Zuma’s temerity is born out of his “clout” within the party and this top-heavy dispensation of party influence and, in the end, manipulation defeats democratic practice in any organisation.
Fittingly, of course, when Zuma took over the presidency, he made Kgalema Motlanthe, the former president who held the fort for him, his vice president.
Why did we expect anything different? Who voted for Motlanthe in the first and even second place?
While I don’t want to laugh, I am amused by these moves.
Poor Africa has a hard act to follow and we are using other people’s criteria as yardsticks.
And we are failing to meet their standards, standards which they, themselves, fail to meet or maintain.
And yet we get blamed for it.
The failure of democracy is amplified when it happens elsewhere outside America and Britain, yet democracy would be such a fine attribute to intelligent and civilised humans, if only it were real and existed anywhere in the world.
In South Africa, a country with the continent’s most liberal laws, one is seemingly assured of a national presidency by an ability to defy the courts and having the dexterity to manipulate party supporters who sing, dance and trumpet the virtues of democracy.
The underlying intimidatory message of violence is unmistakable in the singing and dancing before, during and after the elections.
Do you remember the days of alliances and political parties or liberation movements aligning themselves with other countries in Africa?
First, you had to be fighting for the liberation of your country. But to do that you had to be “aligned” to a super-power (the United States of America or the Union of Soviet Socialist Republics).
The last time I cared to look, South Africa’s Pan Africanist Congress (PAC) was poised to clinch one seat in South Africa’s 2009 parliament.
I don’t care what happened in the end because, either way, they did not get more than one seat. And that is a shame.
A shame, not because they did not deserve one seat in parliament, but a shame because they, in terms of history, deserved to be second or, at worst, third.
Their history dictates that they should be neck and neck with the African National Congress.
But, over the years, the people watched and spoke; they relegated the PAC to the dustbin of history.
The reasons are obvious: if you get bigger than your boots, don’t wear them!
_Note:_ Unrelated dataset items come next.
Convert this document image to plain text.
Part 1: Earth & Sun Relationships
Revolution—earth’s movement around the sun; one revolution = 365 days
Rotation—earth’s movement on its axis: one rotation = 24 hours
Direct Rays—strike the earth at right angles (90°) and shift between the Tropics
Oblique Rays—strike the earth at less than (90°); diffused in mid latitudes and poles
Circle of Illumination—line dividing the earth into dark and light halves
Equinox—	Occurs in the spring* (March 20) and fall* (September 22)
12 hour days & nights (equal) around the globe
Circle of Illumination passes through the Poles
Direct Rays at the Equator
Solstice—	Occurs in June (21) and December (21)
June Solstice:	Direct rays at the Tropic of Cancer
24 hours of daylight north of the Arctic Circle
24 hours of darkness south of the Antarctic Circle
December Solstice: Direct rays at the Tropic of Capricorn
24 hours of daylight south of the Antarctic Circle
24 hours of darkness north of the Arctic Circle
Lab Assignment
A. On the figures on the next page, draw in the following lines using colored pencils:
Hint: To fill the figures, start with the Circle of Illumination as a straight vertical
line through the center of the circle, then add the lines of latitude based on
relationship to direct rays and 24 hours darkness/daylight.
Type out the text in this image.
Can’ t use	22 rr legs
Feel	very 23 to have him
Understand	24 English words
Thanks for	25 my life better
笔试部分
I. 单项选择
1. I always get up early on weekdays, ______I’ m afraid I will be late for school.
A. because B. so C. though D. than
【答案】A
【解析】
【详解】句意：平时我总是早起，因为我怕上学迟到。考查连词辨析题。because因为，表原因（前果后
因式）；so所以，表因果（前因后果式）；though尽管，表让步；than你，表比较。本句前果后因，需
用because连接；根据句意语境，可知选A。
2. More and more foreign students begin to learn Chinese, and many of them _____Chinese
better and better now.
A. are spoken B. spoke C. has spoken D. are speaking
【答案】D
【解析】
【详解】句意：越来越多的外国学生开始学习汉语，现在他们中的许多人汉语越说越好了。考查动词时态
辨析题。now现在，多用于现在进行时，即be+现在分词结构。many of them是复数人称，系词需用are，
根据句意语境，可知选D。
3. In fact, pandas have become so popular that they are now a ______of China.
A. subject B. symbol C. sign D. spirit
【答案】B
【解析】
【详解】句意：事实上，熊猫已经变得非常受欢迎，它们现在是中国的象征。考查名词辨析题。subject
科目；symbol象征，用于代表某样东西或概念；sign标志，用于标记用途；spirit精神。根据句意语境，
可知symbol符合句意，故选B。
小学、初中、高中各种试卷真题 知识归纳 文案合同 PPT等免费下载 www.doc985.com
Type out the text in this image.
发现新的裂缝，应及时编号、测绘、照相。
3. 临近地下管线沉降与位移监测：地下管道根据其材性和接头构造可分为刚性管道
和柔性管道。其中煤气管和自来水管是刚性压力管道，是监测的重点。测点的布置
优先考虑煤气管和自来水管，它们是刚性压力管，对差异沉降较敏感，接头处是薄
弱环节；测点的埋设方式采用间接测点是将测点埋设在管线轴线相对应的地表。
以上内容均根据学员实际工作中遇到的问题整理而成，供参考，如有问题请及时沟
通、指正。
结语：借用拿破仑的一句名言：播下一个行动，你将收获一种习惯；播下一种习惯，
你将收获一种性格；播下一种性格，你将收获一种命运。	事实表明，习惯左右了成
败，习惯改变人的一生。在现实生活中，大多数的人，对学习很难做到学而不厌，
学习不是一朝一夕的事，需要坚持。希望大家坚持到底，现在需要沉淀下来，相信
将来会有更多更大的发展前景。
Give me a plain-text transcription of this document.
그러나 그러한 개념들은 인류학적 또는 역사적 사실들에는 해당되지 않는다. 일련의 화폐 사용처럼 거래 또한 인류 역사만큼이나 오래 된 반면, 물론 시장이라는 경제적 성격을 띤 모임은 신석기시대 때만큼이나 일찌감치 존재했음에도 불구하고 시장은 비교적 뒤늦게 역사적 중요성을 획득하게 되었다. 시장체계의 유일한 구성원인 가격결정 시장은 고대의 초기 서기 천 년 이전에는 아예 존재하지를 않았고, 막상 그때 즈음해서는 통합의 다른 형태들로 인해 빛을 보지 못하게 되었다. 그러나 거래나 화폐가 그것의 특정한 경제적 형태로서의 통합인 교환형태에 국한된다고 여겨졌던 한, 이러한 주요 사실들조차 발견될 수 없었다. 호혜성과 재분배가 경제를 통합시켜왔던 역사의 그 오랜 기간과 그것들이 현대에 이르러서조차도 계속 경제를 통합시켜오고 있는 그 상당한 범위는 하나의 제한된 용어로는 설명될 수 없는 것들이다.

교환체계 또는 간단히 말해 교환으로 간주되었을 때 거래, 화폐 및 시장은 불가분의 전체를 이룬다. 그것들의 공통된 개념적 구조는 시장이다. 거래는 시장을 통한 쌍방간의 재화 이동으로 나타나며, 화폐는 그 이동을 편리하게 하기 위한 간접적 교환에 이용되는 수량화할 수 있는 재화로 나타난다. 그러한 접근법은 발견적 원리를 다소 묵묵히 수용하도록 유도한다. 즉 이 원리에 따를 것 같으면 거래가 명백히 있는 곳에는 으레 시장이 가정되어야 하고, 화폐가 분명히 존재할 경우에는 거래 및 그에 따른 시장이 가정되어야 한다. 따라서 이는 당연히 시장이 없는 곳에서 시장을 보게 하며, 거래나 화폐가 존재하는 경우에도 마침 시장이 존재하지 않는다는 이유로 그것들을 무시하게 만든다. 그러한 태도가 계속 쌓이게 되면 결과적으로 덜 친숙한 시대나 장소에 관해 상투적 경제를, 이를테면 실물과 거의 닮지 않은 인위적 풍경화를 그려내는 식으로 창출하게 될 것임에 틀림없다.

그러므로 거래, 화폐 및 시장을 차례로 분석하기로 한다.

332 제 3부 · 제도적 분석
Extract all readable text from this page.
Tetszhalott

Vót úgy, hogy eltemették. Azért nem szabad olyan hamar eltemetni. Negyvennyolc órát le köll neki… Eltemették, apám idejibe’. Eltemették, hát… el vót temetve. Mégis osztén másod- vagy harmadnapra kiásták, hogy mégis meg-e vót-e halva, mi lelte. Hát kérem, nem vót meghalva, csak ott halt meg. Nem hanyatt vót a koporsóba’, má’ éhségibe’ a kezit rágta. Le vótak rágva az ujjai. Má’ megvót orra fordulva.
If you feel more important than your supporters, you are history.
No player is greater than the game itself.
The PAC was aligned to Mugabe’s ZANU-PF party; they both enjoyed Chinese support while Joshua Nkomo’s PF-ZAPU (Soviet support) was aligned to the ANC.
Meanwhile in Mozambique, FRELIMO (Soviet) found itself aligning with ZANU-PF more for tactical than ideological reasons.
There is something obscene about seeing brutal dictators, with blood on their hands, mingling with well-intentioned leaders who are struggling to introduce democracy on the continent.
There is something seemingly retrogressive about granting democratic rights to people like Gaddafi and Mugabe who have made a lifetime’s effort to deny millions of people democratic rights.
And to make matters worse, when the bad appear in the midst of the good, it is the bad ones who are more conspicuous and who hog the limelight and for all the wrong reasons.
Africa, starved of role models, cannot afford these kinds of gestures.
Mugabe and Gaddafi had no reason to be in South Africa. Their presence tainted a happy occasion and insulted those of humanity who work tirelessly for democracy.
Their presence was a gesture in bad taste because these two reminded happy people that evil lurks not too far away. It was like trying to drink a glass of milk as one passes by a pit latrine.
It wasn’t kosher, for what it’s worth.
And yet gestures are very important and effective; ask that guy called Nelson Mandela who knows the power of symbolic gestures!